Prove that $f$ is constant $\Leftrightarrow$ for all point pair $x,y \in \mathbb{R} $, $ | f(x) - f(y) | \leq (x-y)^2 $

Question

Prove that $f$ is constant if and only if for all point pair $x,y \in \mathbb{R} $, $$ | f(x) - f(y) | \leq (x-y)^2 $$

My attempt:

It's a double implication so...

To right:

$f$ is constant $\Rightarrow \forall c \in \mathbb{R}, f(c) = k $, with $ k \in \mathbb{R} \Rightarrow \forall x,y \in \mathbb{R} , | f(x) - f(y) | = 0 \Rightarrow 0 \leq (x-y)^2 $

We observe that $(x-y)^2$ is the square of the difference of two real numbers, hence, is always positive.

To left:

We cant think $(x-y)^2$ as $|x-y|^2$, so:

$$ | f(x) - f(y) | \leq |x-y|^2$$ $$ \Bigg|\frac{f(x) - f(y)}{x-y}\Bigg| \leq |x-y| $$ $$ \lim_{x \to y}{\Bigg|\frac{f(x) - f(y)}{x-y}\Bigg|} \leq \lim_{x \to y}{|x-y|} $$ $$ |f'(y)| \leq 0 $$ We know that the module of a number is always greater or equal to $0$. So $ |f'(y)| = 0 $. $$ |f'(y)| = 0 \Rightarrow f(y) \ \text{is constant} $$

But I'm not sure if I can get into the absolute value with the limit.

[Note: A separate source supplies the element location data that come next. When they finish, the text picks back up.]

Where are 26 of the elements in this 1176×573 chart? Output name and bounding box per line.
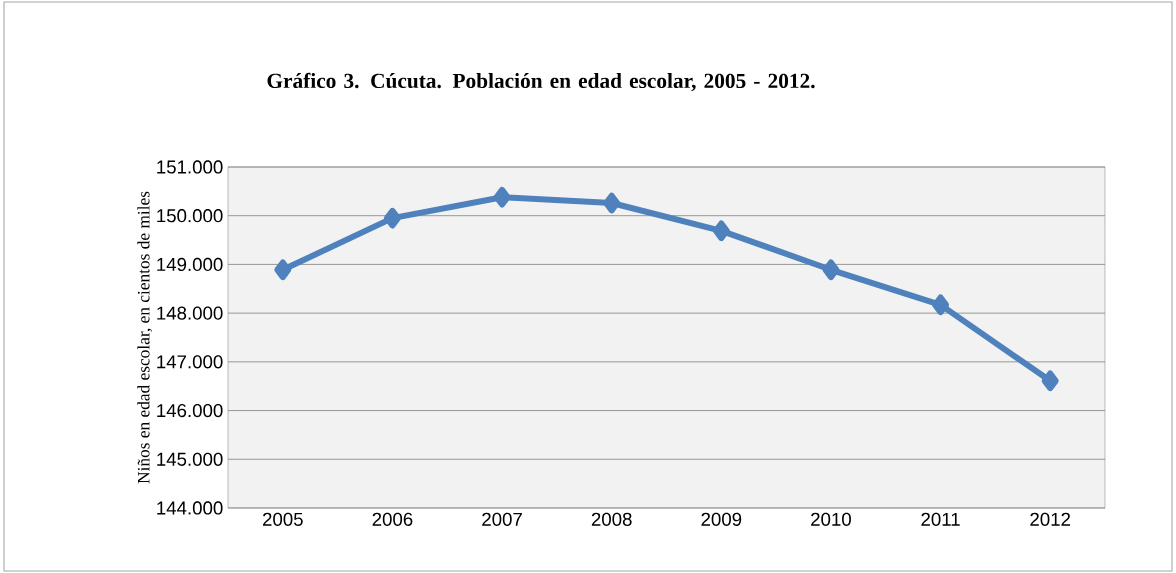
chart-title: Gráfico 3. Cúcuta. Población en edad escolar, 2005 - 2012. (267, 72, 815, 92)
y-tick-label: 149.000 (157, 257, 223, 272)
y-axis-title: Niños en edad escolar, en cientos de miles (137, 191, 153, 484)
x-tick-label: 2007 (482, 512, 522, 526)
x-tick-label: 2012 (1030, 512, 1071, 526)
point (712, 220, 730, 242)
point (274, 259, 292, 281)
x-tick-label: 2010 (811, 512, 851, 526)
y-tick-label: 144.000 (157, 501, 223, 515)
y-tick-label: 150.000 (157, 209, 223, 223)
point (1041, 370, 1059, 392)
point (383, 207, 401, 229)
x-tick-label: 2006 (372, 512, 413, 526)
x-tick-label: 2008 (591, 512, 632, 526)
x-tick-label: 2011 (921, 512, 960, 526)
x-tick-label: 2005 (263, 512, 303, 526)
x-tick-label: 2009 (701, 512, 742, 526)
y-tick-label: 147.000 (157, 355, 223, 369)
point (822, 259, 840, 281)
point (932, 294, 950, 316)
y-tick-label: 151.000 (157, 160, 223, 174)
point (493, 186, 511, 208)
y-tick-label: 146.000 (157, 403, 223, 418)
y-tick-label: 145.000 (157, 452, 223, 466)
point (603, 192, 621, 214)
y-tick-label: 148.000 (157, 306, 223, 320)
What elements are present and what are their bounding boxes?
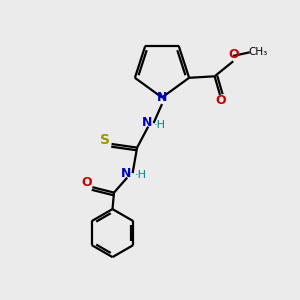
Text: N: N xyxy=(142,116,152,130)
Text: O: O xyxy=(81,176,92,189)
Text: S: S xyxy=(100,134,110,147)
Text: N: N xyxy=(121,167,131,180)
Text: CH₃: CH₃ xyxy=(248,47,268,57)
Text: O: O xyxy=(215,94,226,107)
Text: ·H: ·H xyxy=(154,120,166,130)
Text: N: N xyxy=(157,91,167,104)
Text: ·H: ·H xyxy=(134,170,146,181)
Text: O: O xyxy=(228,48,238,61)
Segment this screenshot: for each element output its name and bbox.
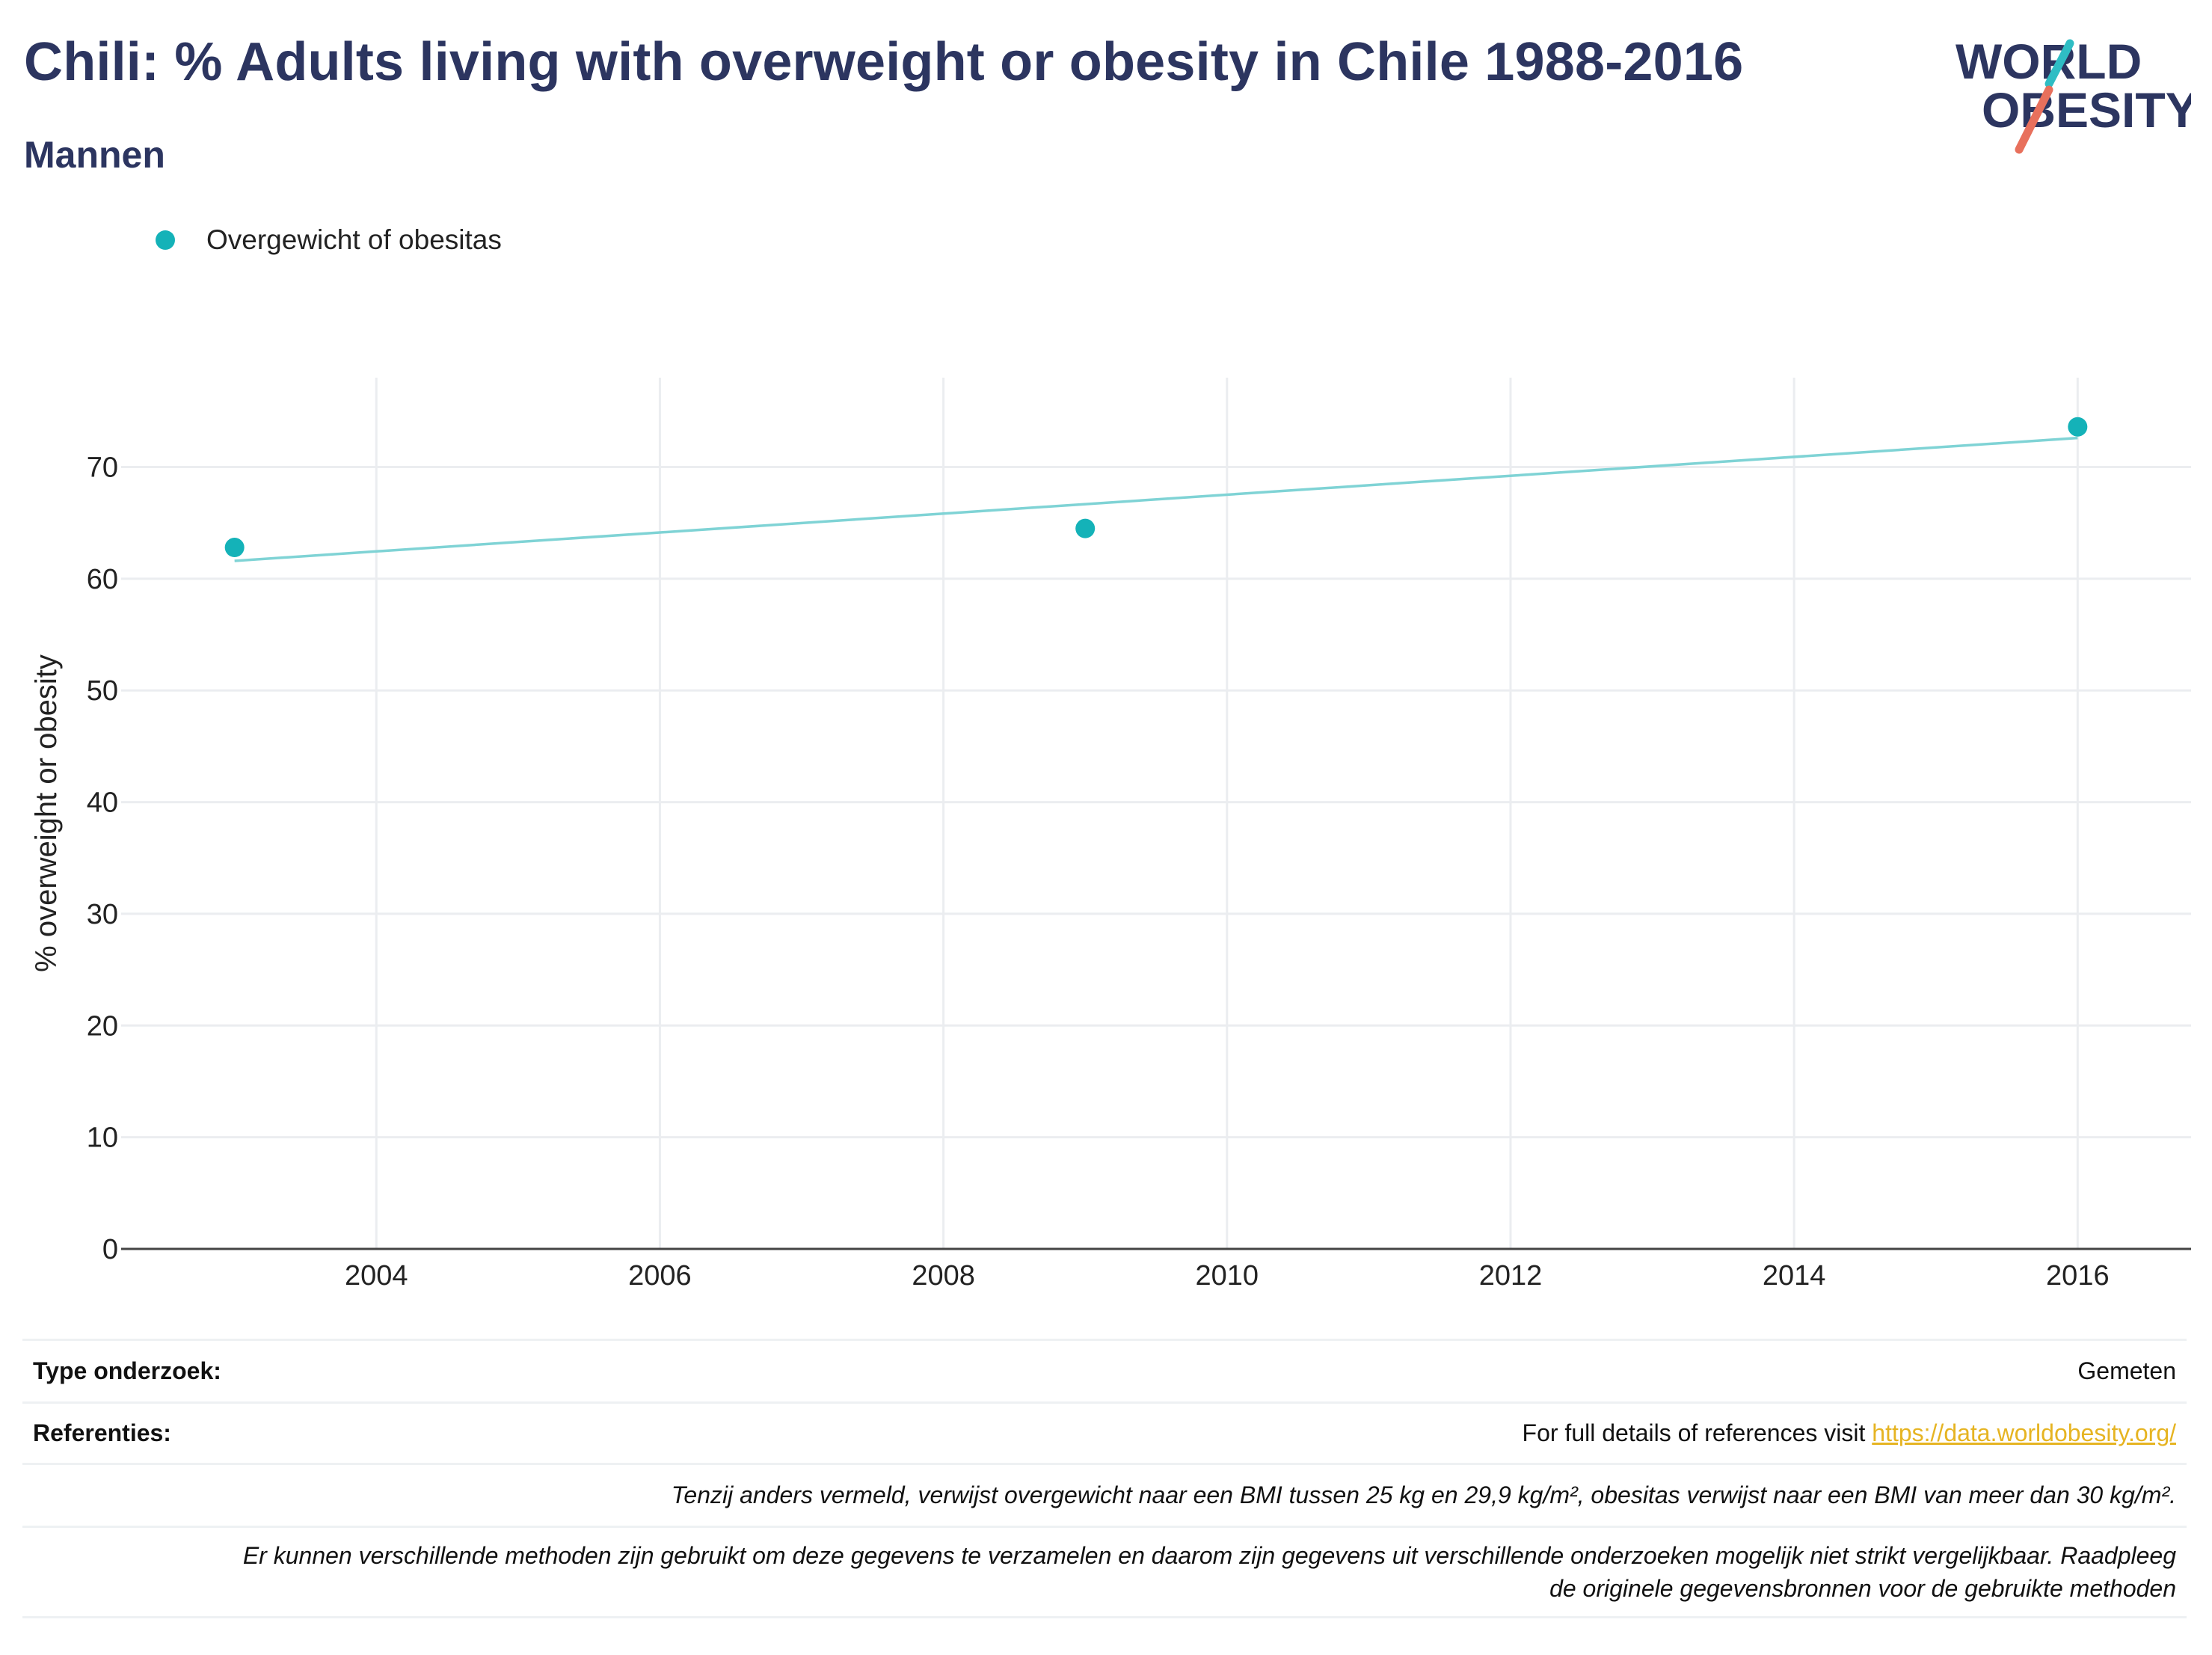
x-tick-label: 2008 <box>912 1260 975 1292</box>
page-title: Chili: % Adults living with overweight o… <box>24 32 1744 92</box>
trend-line <box>234 436 2078 562</box>
footer-row-note-bmi: Tenzij anders vermeld, verwijst overgewi… <box>22 1463 2187 1526</box>
type-value: Gemeten <box>2077 1357 2176 1384</box>
type-label: Type onderzoek: <box>33 1357 221 1384</box>
y-tick-label: 60 <box>87 564 118 595</box>
y-tick-label: 70 <box>87 452 118 483</box>
x-tick-label: 2014 <box>1763 1260 1826 1292</box>
y-tick-label: 10 <box>87 1123 118 1154</box>
methods-note: Er kunnen verschillende methoden zijn ge… <box>243 1539 2176 1605</box>
legend-marker <box>156 230 175 250</box>
footer-table: Type onderzoek: Gemeten Referenties: For… <box>22 1339 2187 1618</box>
footer-row-references: Referenties: For full details of referen… <box>22 1401 2187 1463</box>
y-tick-label: 50 <box>87 675 118 707</box>
y-tick-label: 40 <box>87 787 118 819</box>
data-point <box>224 538 245 558</box>
footer-row-note-methods: Er kunnen verschillende methoden zijn ge… <box>22 1526 2187 1618</box>
legend-label: Overgewicht of obesitas <box>206 224 502 255</box>
x-tick-label: 2016 <box>2046 1260 2110 1292</box>
x-tick-label: 2010 <box>1196 1260 1259 1292</box>
references-label: Referenties: <box>33 1419 171 1446</box>
y-tick-label: 20 <box>87 1010 118 1042</box>
references-text-wrap: For full details of references visit htt… <box>1523 1419 2176 1447</box>
world-obesity-logo: WORLD OBESITY <box>1956 34 2191 154</box>
x-tick-label: 2004 <box>345 1260 408 1292</box>
x-tick-label: 2012 <box>1479 1260 1543 1292</box>
y-axis-title: % overweight or obesity <box>30 654 63 972</box>
x-tick-label: 2006 <box>628 1260 692 1292</box>
logo-slash-red <box>2015 85 2053 154</box>
y-tick-label: 30 <box>87 899 118 930</box>
bmi-note: Tenzij anders vermeld, verwijst overgewi… <box>671 1481 2176 1508</box>
data-point <box>2068 417 2088 437</box>
references-text: For full details of references visit <box>1522 1419 1872 1446</box>
methods-note-line2: de originele gegevensbronnen voor de geb… <box>1549 1575 2176 1602</box>
logo-slash-teal <box>2044 39 2074 88</box>
logo-text-obesity: OBESITY <box>1982 82 2191 138</box>
data-point <box>1075 518 1096 538</box>
chart-legend: Overgewicht of obesitas <box>156 224 502 256</box>
scatter-chart: 0 10 20 30 40 50 60 70 2004 2006 2008 2010 2012 2014 2… <box>30 378 2191 1292</box>
footer-row-type: Type onderzoek: Gemeten <box>22 1339 2187 1401</box>
references-link[interactable]: https://data.worldobesity.org/ <box>1872 1419 2176 1446</box>
page-subtitle: Mannen <box>24 134 165 176</box>
methods-note-line1: Er kunnen verschillende methoden zijn ge… <box>242 1542 2176 1569</box>
y-tick-label: 0 <box>102 1234 118 1265</box>
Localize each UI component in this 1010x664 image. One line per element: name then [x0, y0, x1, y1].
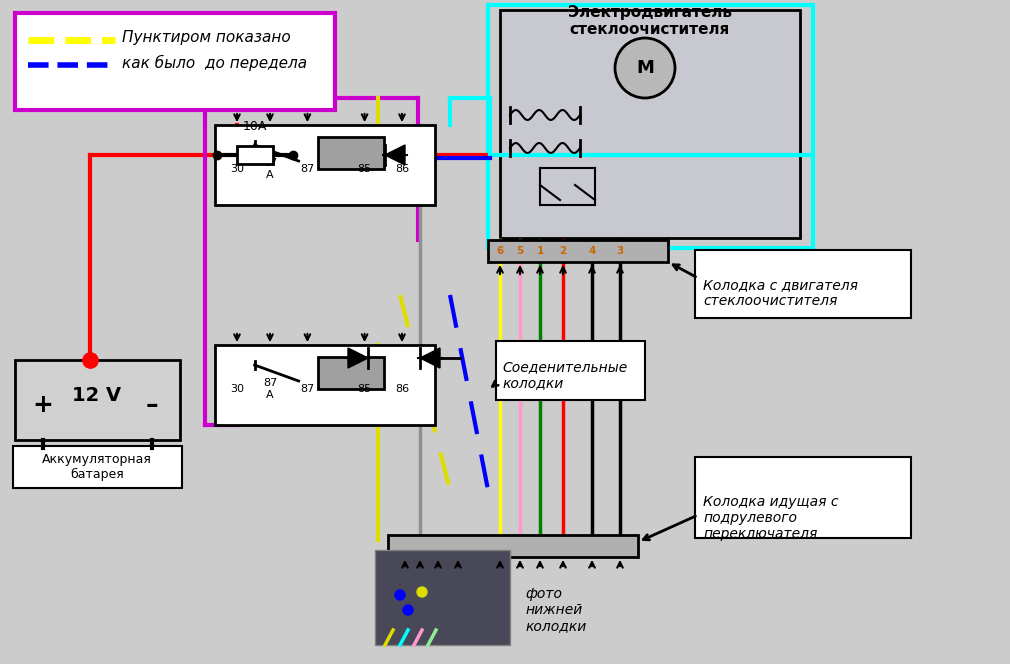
- Text: Колодка с двигателя
стеклоочистителя: Колодка с двигателя стеклоочистителя: [703, 278, 858, 308]
- Text: 85: 85: [358, 164, 372, 174]
- Text: 30: 30: [230, 384, 244, 394]
- Bar: [13, 446, 182, 488]
- Bar: [318, 137, 385, 169]
- Circle shape: [417, 587, 427, 597]
- Text: 87
A: 87 A: [263, 158, 277, 180]
- Bar: [388, 535, 638, 557]
- Text: Электродвигатель
стеклоочистителя: Электродвигатель стеклоочистителя: [568, 5, 732, 37]
- Text: 85: 85: [358, 384, 372, 394]
- Text: 2: 2: [560, 246, 567, 256]
- Text: 30: 30: [230, 164, 244, 174]
- Bar: [318, 357, 385, 389]
- Text: M: M: [636, 59, 653, 77]
- Bar: [15, 360, 180, 440]
- Bar: [215, 125, 435, 205]
- FancyBboxPatch shape: [15, 13, 335, 110]
- Text: 1: 1: [536, 246, 543, 256]
- Text: Пунктиром показано: Пунктиром показано: [122, 30, 291, 45]
- Text: 10А: 10А: [242, 120, 268, 133]
- FancyBboxPatch shape: [695, 250, 911, 318]
- Circle shape: [615, 38, 675, 98]
- FancyBboxPatch shape: [237, 146, 273, 164]
- Text: 87: 87: [300, 164, 314, 174]
- FancyBboxPatch shape: [496, 341, 645, 400]
- Bar: [488, 5, 813, 248]
- Text: –: –: [145, 393, 159, 417]
- Text: 4: 4: [588, 246, 596, 256]
- Text: 87
A: 87 A: [263, 378, 277, 400]
- Text: 86: 86: [395, 164, 409, 174]
- Polygon shape: [348, 348, 368, 368]
- Text: Колодка идущая с
подрулевого
переключателя: Колодка идущая с подрулевого переключате…: [703, 495, 838, 541]
- Text: фото
нижней
колодки: фото нижней колодки: [525, 587, 586, 633]
- Text: Аккумуляторная
батарея: Аккумуляторная батарея: [42, 453, 152, 481]
- Text: 5: 5: [516, 246, 523, 256]
- Text: +: +: [32, 393, 54, 417]
- Circle shape: [403, 605, 413, 615]
- Text: Соеденительные
колодки: Соеденительные колодки: [502, 360, 627, 390]
- Text: 86: 86: [395, 384, 409, 394]
- Text: 3: 3: [616, 246, 623, 256]
- Text: 12 V: 12 V: [73, 386, 121, 404]
- Bar: [215, 345, 435, 425]
- Bar: [488, 240, 668, 262]
- Bar: [375, 550, 510, 645]
- Text: 6: 6: [496, 246, 504, 256]
- Text: 87: 87: [300, 384, 314, 394]
- Polygon shape: [420, 348, 440, 368]
- Bar: [500, 10, 800, 238]
- Text: как было  до передела: как было до передела: [122, 55, 307, 71]
- FancyBboxPatch shape: [695, 457, 911, 538]
- Circle shape: [395, 590, 405, 600]
- Polygon shape: [385, 145, 405, 165]
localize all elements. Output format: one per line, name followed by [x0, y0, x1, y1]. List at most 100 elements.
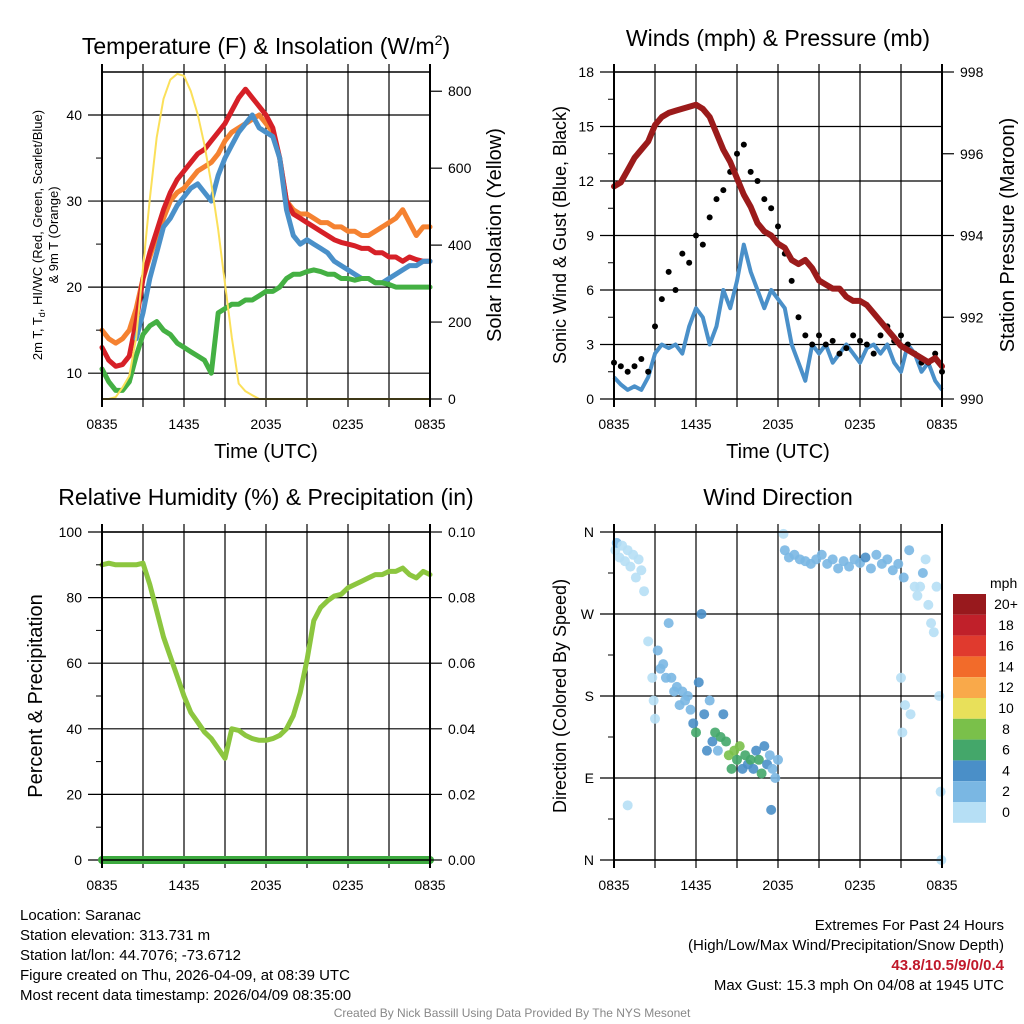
y-tick-label: 15 — [578, 119, 594, 135]
direction-panel: Wind Direction 0835 1435 2035 0235 0835NESWN… — [550, 484, 1018, 893]
direction-point — [701, 745, 712, 756]
x-tick-label: 1435 — [680, 416, 711, 432]
y2-tick-label: 0.06 — [448, 655, 475, 671]
colorbar-swatch — [953, 656, 986, 678]
direction-ylabel: Direction (Colored By Speed) — [550, 579, 570, 813]
direction-point — [915, 581, 926, 592]
y2-tick-label: 994 — [960, 228, 984, 244]
temperature-axes: 0835 1435 2035 0235 083510203040020040060080… — [66, 64, 472, 432]
direction-point — [827, 554, 838, 565]
direction-point — [685, 704, 696, 715]
x-tick-label: 0235 — [332, 416, 363, 432]
direction-point — [844, 561, 855, 572]
series-line-sonic-wind — [612, 242, 944, 392]
direction-point — [658, 659, 669, 670]
direction-point — [897, 727, 908, 738]
direction-point — [871, 549, 882, 560]
humidity-axes: 0835 1435 2035 0235 08350204060801000.000.02… — [59, 524, 475, 893]
direction-point — [691, 727, 701, 738]
y2-tick-label: 998 — [960, 64, 984, 80]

The statement doesn't mention that $f$ is differentiable.

Answer 1

You proof works, the fact that $f$ is not supposed being differentiable is normal. Indeed, you showed that $\left|\frac{f(x)-f(y)}{x-y}\right|\leqslant |x-y|$ for all $x\neq y$, since $\lim\limits_{x\rightarrow y}|x-y|=0$, we also have $\lim\limits_{x\rightarrow y}\frac{f(x)-f(y)}{x-y}=0$. By doing this, you proved that $f$ is differentiable at $y$ and $f'(y)=0$, since $y$ is arbitrary, this means that $f'=0$ and therefore $f$ is constant.